Reprogrammed human neurons extend into mouse nervous system
NIBIB-funded researchers report in a recent study that they were able to use human stem cells to grow brand new nerves in a rat model of spinal cord injury. The neurons grew tens of thousands of axons that extended the entire length of the spinal cord, out from the area of injury. The procedure employs induced pluripotent stem cells or iPSCs, which are stem cells that can be driven to become a specific cell type -- in this case nerve cells-- to repair an experimentally damaged spinal cord. The iPSCs were made using the skin cells of an 86 year old male, demonstrating that even in an individual of advanced age, the ability of the cells to be turned into a different cell type (pluripotency) remained.
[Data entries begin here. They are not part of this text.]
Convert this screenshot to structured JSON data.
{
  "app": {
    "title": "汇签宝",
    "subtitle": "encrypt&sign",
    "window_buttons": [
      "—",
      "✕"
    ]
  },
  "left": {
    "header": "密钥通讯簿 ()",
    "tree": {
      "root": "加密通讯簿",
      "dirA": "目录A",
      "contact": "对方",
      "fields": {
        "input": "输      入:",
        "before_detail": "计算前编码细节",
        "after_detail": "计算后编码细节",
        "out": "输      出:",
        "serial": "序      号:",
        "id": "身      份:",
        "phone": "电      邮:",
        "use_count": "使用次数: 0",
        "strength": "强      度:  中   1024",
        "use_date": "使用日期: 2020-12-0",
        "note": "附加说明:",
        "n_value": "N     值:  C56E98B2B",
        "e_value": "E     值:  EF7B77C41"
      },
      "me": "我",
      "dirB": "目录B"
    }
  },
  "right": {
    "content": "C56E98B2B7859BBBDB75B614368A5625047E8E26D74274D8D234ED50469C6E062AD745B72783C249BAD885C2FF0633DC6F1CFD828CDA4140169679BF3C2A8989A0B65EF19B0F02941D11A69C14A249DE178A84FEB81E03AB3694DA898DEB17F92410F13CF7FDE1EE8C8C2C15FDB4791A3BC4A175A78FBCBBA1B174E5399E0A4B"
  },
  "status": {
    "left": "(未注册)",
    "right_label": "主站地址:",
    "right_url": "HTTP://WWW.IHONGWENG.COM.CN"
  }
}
Lead author Paul Lu, Ph.D., and senior author Mark Tuszynski, MD, PhD, and their team at the University of California - San Diego Center for Neural Repair, performed the experiment building on earlier work using human embryonic stem cells in a similar rat spinal cord injury model.1 The current work, described in the August 20 edition of Neuron, was performed to determine whether iPSCs could be used for spinal cord repair.2
The group is interested in using iPSCs to develop a potential repair for spinal cord injury (SCI) because with iPSCs, they can use cells taken from the person with the injury, rather than use donated cells such as human embryonic stem cells, which are foreign to the patient. This is an important advantage because it avoids any immune rejection that could occur with foreign repair cells.
In the current work, the iPSC-derived human neurons were embedded in a matrix that included a cocktail of growth factors, which was grafted onto the experimentally injured spinal cord in the rat model. After three months the researchers observed extensive axonal growth projecting from the grafted neurons, reaching long distances in both directions along the spinal cord, from the brain to the tail end of the spinal cord. The axons appeared to make connections with the existing rat neurons. Importantly, the axons extended out from the site of injury, an area with a complex combination of post-injury factors and processes going on, some of which are known to hinder neuronal growth and axon extension.
Tuszynski went on to state, “There are several important considerations that future studies will address. These include whether the extensive number of human axons make correct or incorrect connections; whether the new connections contain the appropriate chemical neurotransmitters to form functional connections; whether connections, once formed, are permanent or transient; and exactly how long it takes human cells to become mature. These considerations will determine how viable a candidate these cells might be for use in humans.”
NIBIB’s mission is to improve health by leading the development and accelerating the application of biomedical technologies. The Institute is committed to integrating the physical and engineering sciences with the life sciences to advance basic research and medical care. NIBIB supports emerging technology research and development within its internal laboratories and through grants, collaborations, and training. More information is available at the NIBIB website.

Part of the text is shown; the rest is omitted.